Two things have happened in the last 24 hours that have convinced me that the world has collectively lost its ability to distinguish between red and yellow. I am currently about 100 pages from the end of the last book in a series that should probably remain nameless (*cough* Twilight *cough*) except for the fact that I can’t stop talking about how badly these books are written. At one point in the chapter I was reading last night, the narrator introduces two new characters – vampires that have blonde hair. A few pages later, she refers to the “strawberry” hair of one of the aforementioned blonde vampires. Now, I know there is such a thing as strawberry blonde hair (Nancy Drew had it, although they frequently referred to it as “titian” hair) but there is a very distinct difference between strawberry blonde (i.e. blonde hair with a slight hint of red) and strawberry (i.e. the bright red fruit we make jam out of during the two weeks in June in which they are they are in season in our poor sad frozen country).

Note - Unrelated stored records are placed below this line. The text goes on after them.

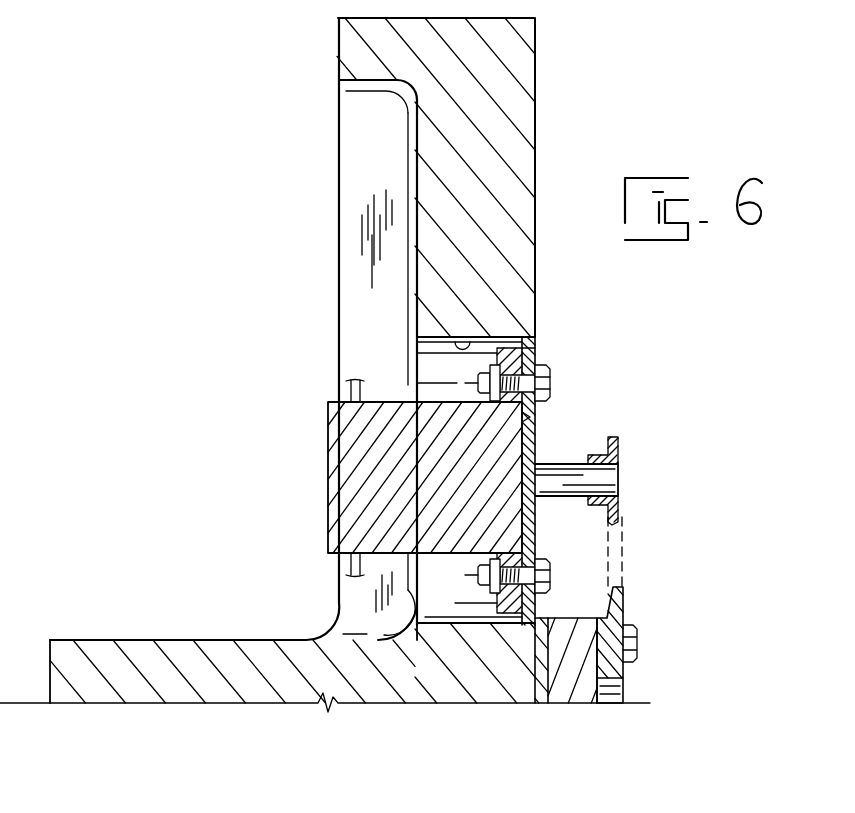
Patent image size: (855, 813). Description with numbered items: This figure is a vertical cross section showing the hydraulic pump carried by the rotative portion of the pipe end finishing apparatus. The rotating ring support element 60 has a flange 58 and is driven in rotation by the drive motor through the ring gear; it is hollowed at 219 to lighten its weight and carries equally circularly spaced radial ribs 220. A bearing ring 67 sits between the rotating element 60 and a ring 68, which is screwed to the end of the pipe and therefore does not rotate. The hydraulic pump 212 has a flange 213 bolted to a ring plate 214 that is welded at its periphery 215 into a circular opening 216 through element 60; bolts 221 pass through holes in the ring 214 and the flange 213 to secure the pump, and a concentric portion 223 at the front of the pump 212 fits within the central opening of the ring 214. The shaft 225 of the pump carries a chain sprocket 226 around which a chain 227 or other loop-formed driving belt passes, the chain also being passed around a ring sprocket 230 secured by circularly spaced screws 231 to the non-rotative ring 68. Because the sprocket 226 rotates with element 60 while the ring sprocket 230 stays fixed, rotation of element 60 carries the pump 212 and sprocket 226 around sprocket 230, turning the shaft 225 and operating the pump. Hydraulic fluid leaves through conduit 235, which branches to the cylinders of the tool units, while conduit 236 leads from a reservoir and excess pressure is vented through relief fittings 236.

The flange 58 is at (167, 639).
The rotating ring support element 60 is at (538, 72).
The bearing ring 67 is at (543, 705).
The ring 68 is at (572, 705).
The hydraulic pump 212 is at (328, 470).
The flange 213 is at (508, 348).
The ring plate 214 is at (537, 362).
The periphery 215 is at (537, 343).
The circular opening 216 is at (488, 337).
The hollowed portion 219 is at (413, 157).
The radial ribs 220 is at (339, 128).
The bolts 221 is at (551, 383).
The concentric portion 223 is at (537, 433).
The shaft 225 is at (573, 464).
The chain sprocket 226 is at (622, 448).
The chain 227 is at (624, 548).
The ring sprocket 230 is at (617, 610).
The screws 231 is at (638, 645).
The conduit 235 is at (349, 390).
The conduit 236 is at (349, 562).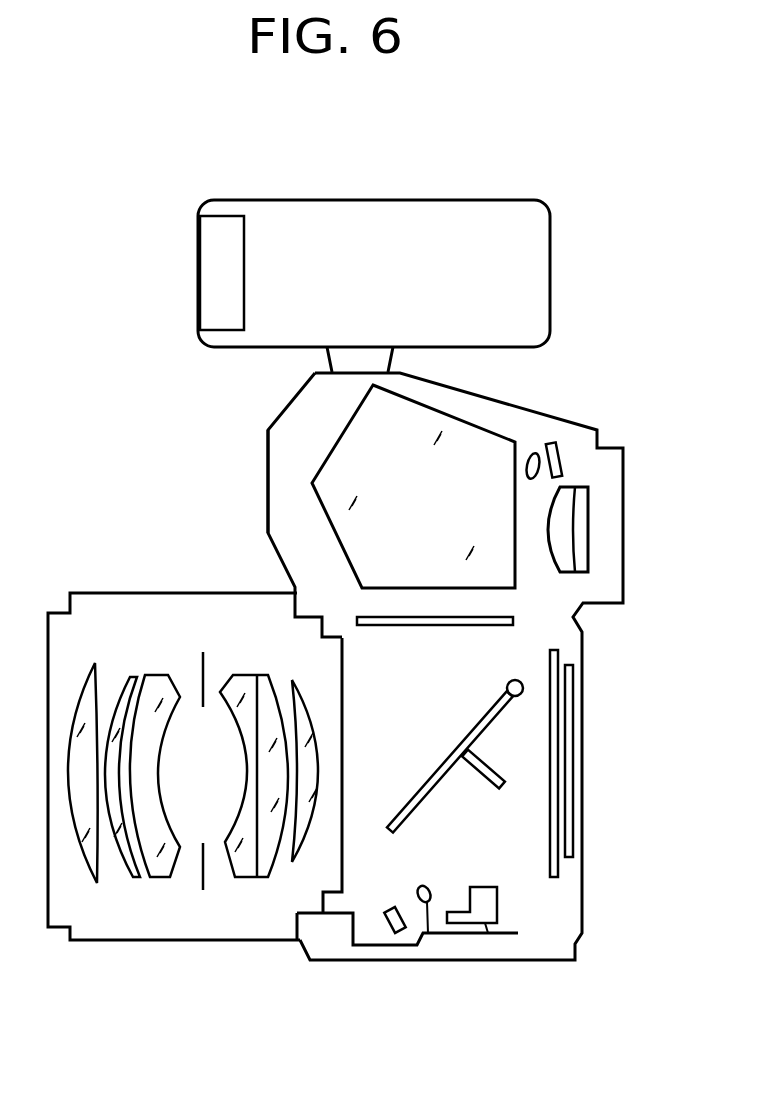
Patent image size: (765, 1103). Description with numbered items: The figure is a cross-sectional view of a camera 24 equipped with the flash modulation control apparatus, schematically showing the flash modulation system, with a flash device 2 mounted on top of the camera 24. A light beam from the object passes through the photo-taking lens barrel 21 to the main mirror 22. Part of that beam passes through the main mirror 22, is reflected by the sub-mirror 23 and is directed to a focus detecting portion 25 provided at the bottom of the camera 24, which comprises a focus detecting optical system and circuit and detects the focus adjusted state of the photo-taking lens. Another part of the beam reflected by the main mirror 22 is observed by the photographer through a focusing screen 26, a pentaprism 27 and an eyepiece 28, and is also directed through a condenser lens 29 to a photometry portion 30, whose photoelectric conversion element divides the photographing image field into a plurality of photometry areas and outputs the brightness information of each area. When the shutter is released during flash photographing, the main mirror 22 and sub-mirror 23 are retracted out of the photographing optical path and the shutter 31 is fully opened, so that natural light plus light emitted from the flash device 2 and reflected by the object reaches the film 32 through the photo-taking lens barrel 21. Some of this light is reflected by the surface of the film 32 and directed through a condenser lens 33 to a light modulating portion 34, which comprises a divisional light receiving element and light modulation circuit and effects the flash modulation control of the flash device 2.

The flash device 2 is at (430, 200).
The photo-taking lens barrel 21 is at (167, 941).
The main mirror 22 is at (503, 690).
The sub-mirror 23 is at (502, 787).
The camera 24 is at (268, 462).
The focus detecting portion 25 is at (488, 933).
The focusing screen 26 is at (367, 617).
The pentaprism 27 is at (483, 442).
The eyepiece 28 is at (583, 512).
The condenser lens 29 is at (533, 455).
The photometry portion 30 is at (560, 458).
The shutter 31 is at (558, 657).
The film 32 is at (573, 717).
The condenser lens 33 is at (428, 933).
The light modulating portion 34 is at (389, 934).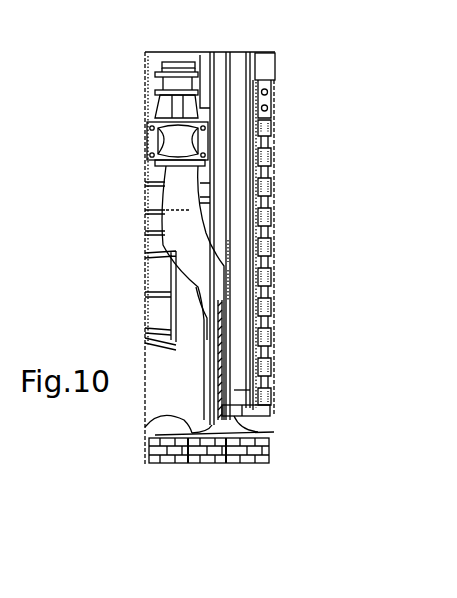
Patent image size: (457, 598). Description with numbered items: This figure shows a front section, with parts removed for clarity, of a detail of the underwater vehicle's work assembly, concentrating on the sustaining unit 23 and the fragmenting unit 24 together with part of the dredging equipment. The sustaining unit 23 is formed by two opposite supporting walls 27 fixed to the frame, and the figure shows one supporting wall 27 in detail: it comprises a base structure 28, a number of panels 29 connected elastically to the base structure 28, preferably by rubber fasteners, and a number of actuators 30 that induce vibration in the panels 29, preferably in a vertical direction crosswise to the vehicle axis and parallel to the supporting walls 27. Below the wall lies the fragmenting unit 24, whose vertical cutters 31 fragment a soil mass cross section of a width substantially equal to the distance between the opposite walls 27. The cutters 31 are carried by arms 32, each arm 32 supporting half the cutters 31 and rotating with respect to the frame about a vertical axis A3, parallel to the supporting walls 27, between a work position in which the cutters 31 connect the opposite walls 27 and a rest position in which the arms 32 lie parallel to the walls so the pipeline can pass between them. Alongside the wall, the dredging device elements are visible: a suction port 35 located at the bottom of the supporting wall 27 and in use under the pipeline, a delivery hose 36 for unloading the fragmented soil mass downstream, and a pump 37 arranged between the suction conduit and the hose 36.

And then, when I was in the car this afternoon with the radio tuned to the local Christian station (I generally like the music but the DJs are second rate at best) I had to suffer through three minutes of inane prattle between the DJ and his sidekick on how the sidekick likes weather that’s cool (but not too cold) or warm (but not too hot). She opined that as far as the weather is concerned, she had might as well be Goldilocks. The DJ interjected that she just needed some red hair and she’d be all set. Again – and you can correct me if I’m wrong here – I believe there is a difference between red (the colour of firetrucks, cherries, and the scarlet letter) and yellow (the colour of lemons, rubber duckies, and, I don’t know, the GOLDEN LOCKS of the beloved heroine of a widely known fairy tale involving bears and the varying temperature of their breakfast cereal).
If I worked for the media, I would blame this phenomenon on these times of economic uncertainty, but since I’m not, I am just going to say I think everyone’s gone insane.